For those who may still be sceptical of what an on-site clinic has to offer, Caviness was quick to point out that on-site clinics are able to provide almost everything that a typical family practice can provide, and at significantly reduced cost.

“They can get physicals, cancer screening, they can have stitches put in or removed, moles removed... it’s just a wide, wide range of services,” Caviness said. “And one of the biggest things is, it doesn’t cost the employees anything. It’s part of their health plan, and the county pays the cost. We get a bill each month for the labs done, the provider hours and medications dispensed, and I would have to say we pay probably somewhere in the area of 45 to 55 percent less than you would pay out in the marketplace. So it’s a significant savings.”

Broader reach

According to Jerry Hawkins, coordinator of business affairs for Goshen Community Schools, one of the biggest positives associated with the on-site clinic model is that it is often able to reach those employees who may not have had a regular physician in the past. The corporation officially established its own on-site clinic in February of this year.

“One of the things that really surprised us was how many of our employees, particularly our new employees coming in, didn’t have a regular primary care physician,” Hawkins said. “This clinic isn’t about trying to take away from those who already have great doctors.

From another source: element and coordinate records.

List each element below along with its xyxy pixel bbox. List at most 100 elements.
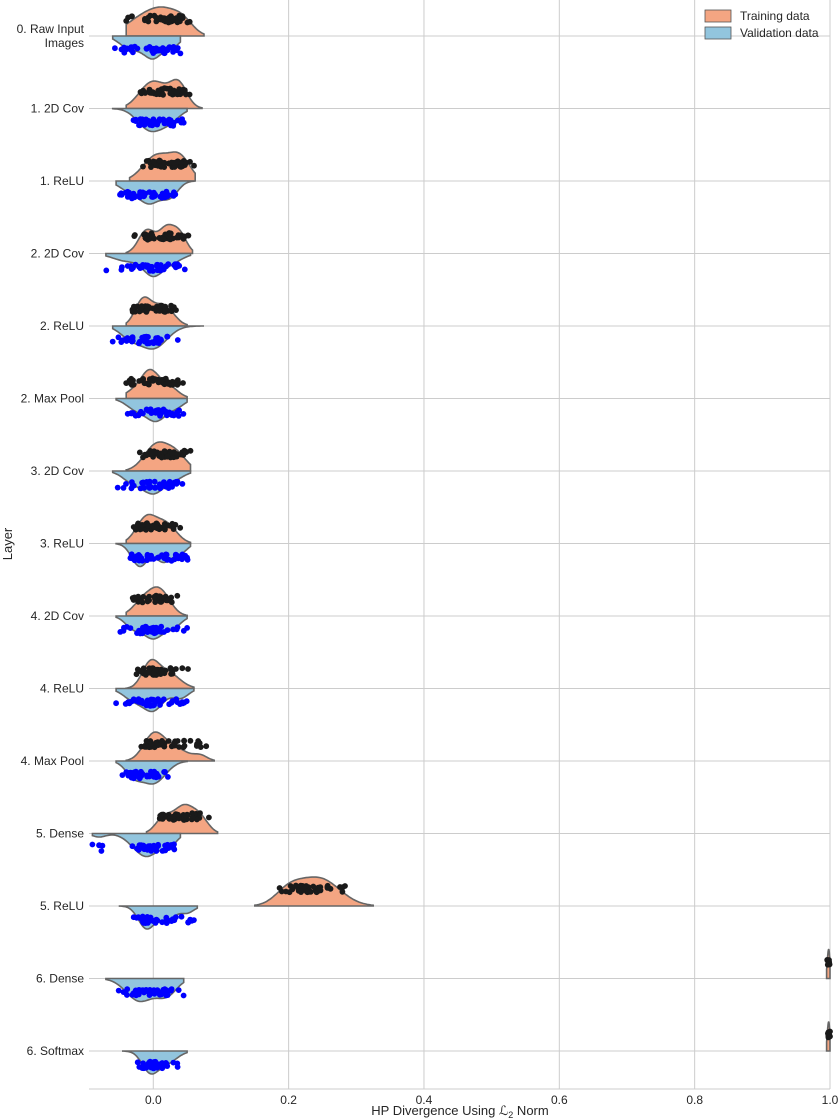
training-point	[183, 159, 190, 166]
validation-point	[139, 264, 146, 271]
validation-point	[177, 50, 184, 57]
y-tick-label: 2. 2D Cov	[31, 247, 84, 261]
validation-point	[131, 990, 138, 997]
training-point	[325, 884, 332, 891]
validation-point	[130, 190, 137, 197]
y-tick-label: 4. 2D Cov	[31, 609, 84, 623]
validation-point	[115, 334, 122, 341]
validation-point	[148, 768, 154, 775]
validation-point	[137, 485, 144, 492]
training-point	[158, 812, 164, 819]
validation-point	[162, 194, 168, 201]
validation-point	[146, 699, 152, 706]
validation-point	[182, 552, 189, 559]
validation-point	[174, 261, 181, 268]
validation-point	[124, 992, 130, 998]
training-point	[176, 744, 182, 750]
training-point	[155, 87, 162, 94]
training-point	[136, 449, 143, 456]
validation-point	[129, 195, 135, 202]
training-point	[158, 378, 165, 384]
y-tick-label: 5. ReLU	[40, 899, 84, 913]
training-point	[156, 303, 163, 310]
validation-point	[130, 696, 137, 703]
training-point	[293, 883, 300, 890]
validation-point	[156, 116, 163, 123]
validation-point	[115, 987, 122, 994]
y-tick-label: 4. ReLU	[40, 682, 84, 696]
validation-point	[162, 847, 169, 854]
y-tick-label-line: 0. Raw Input	[17, 22, 85, 36]
validation-point	[149, 990, 156, 997]
training-point	[206, 814, 212, 821]
training-point	[138, 303, 145, 309]
training-point	[144, 595, 151, 602]
training-point	[173, 307, 179, 313]
validation-point	[133, 769, 139, 776]
legend: Training data Validation data	[704, 9, 819, 40]
validation-point	[150, 189, 157, 196]
validation-point	[174, 117, 181, 124]
validation-point	[170, 626, 177, 633]
validation-point	[174, 624, 181, 631]
validation-point	[157, 193, 164, 200]
training-point	[187, 737, 194, 744]
validation-point	[180, 992, 187, 999]
y-tick-label: 1. 2D Cov	[31, 102, 84, 116]
y-tick-label: 5. Dense	[36, 827, 84, 841]
validation-point	[170, 412, 177, 419]
validation-point	[163, 920, 170, 926]
training-point	[167, 90, 174, 97]
training-point	[128, 377, 135, 384]
validation-point	[136, 557, 143, 564]
training-point	[138, 668, 145, 675]
training-point	[132, 232, 138, 238]
training-point	[152, 599, 159, 605]
y-tick-label: 2. Max Pool	[21, 392, 84, 406]
training-point	[194, 816, 200, 823]
training-point	[140, 163, 146, 170]
validation-point	[147, 1063, 154, 1070]
x-tick-labels: 0.0 0.2 0.4 0.6 0.8 1.0	[145, 1093, 839, 1107]
validation-point	[147, 914, 154, 921]
training-point	[174, 592, 181, 599]
validation-point	[121, 44, 127, 51]
validation-point	[103, 267, 110, 274]
validation-point	[126, 699, 133, 706]
validation-point	[113, 700, 119, 707]
validation-point	[117, 629, 124, 635]
validation-point	[180, 411, 187, 417]
training-point	[189, 814, 196, 821]
training-point	[164, 597, 171, 604]
training-point	[300, 886, 307, 893]
validation-point	[171, 479, 178, 486]
validation-point	[141, 191, 147, 198]
validation-point	[159, 919, 166, 926]
training-point	[181, 737, 188, 744]
validation-point	[151, 46, 158, 53]
training-point	[158, 668, 165, 675]
validation-point	[131, 557, 138, 564]
validation-point	[174, 337, 181, 343]
training-point	[159, 738, 165, 744]
training-point	[278, 888, 285, 895]
training-point	[178, 164, 184, 170]
validation-point	[124, 263, 131, 269]
validation-point	[146, 773, 153, 780]
validation-point	[144, 557, 150, 564]
validation-point	[155, 843, 162, 849]
validation-point	[175, 413, 182, 419]
x-tick-label: 1.0	[822, 1093, 839, 1107]
validation-point	[128, 410, 135, 416]
training-point	[142, 90, 149, 96]
training-point	[169, 15, 176, 22]
training-point	[153, 14, 159, 21]
validation-point	[170, 45, 176, 52]
validation-point	[146, 482, 152, 488]
training-point	[175, 811, 182, 818]
validation-point	[98, 848, 105, 854]
y-tick-label: 4. Max Pool	[21, 754, 84, 768]
y-tick-label: 1. ReLU	[40, 174, 84, 188]
training-point	[132, 526, 139, 533]
validation-point	[127, 47, 134, 53]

This is more about helping those who maybe didn’t have that primary care physician to begin with and giving them an additional piece to their medical pie. It’s one option designed to supplement what’s already out there.”

As for potential drawbacks to the on-site model, Caviness could point to only one thing, lack of flexibility in clinic appointments.

“The biggest drawback is it’s not a walk-in clinic. You can’t just go in, you have to have an appointment scheduled, or it messes up the whole day,” Caviness said, noting that the average clinic visit is only about 10 to 20 minutes long. “We do actually set aside some acute or urgent care slots, because especially with kids you don’t know when they’re going to be sick. So if someone has a need to get in, they can call the 1-800 number, and those people will work as diligently as possible to squeeze someone in.”

Other than that, Caviness said she couldn’t be more pleased with how adoption of the on-site medical clinics has worked out for the county.

“I would say it’s meeting expectations 99.9 percent of the time,” Caviness said. “I think the biggest thing that surprised me was the overwhelmingly positive outlook from the employees. I knew it would be embraced, but I didn’t know it would be to this extent.”

Gruwell was quick to agree.

“I think we were a little surprised at how quickly people did take to it and start taking advantage of it rather than going someplace they’re used to,” Gruwell said. “They were willing to try this and give it a chance, and it has turned out great.”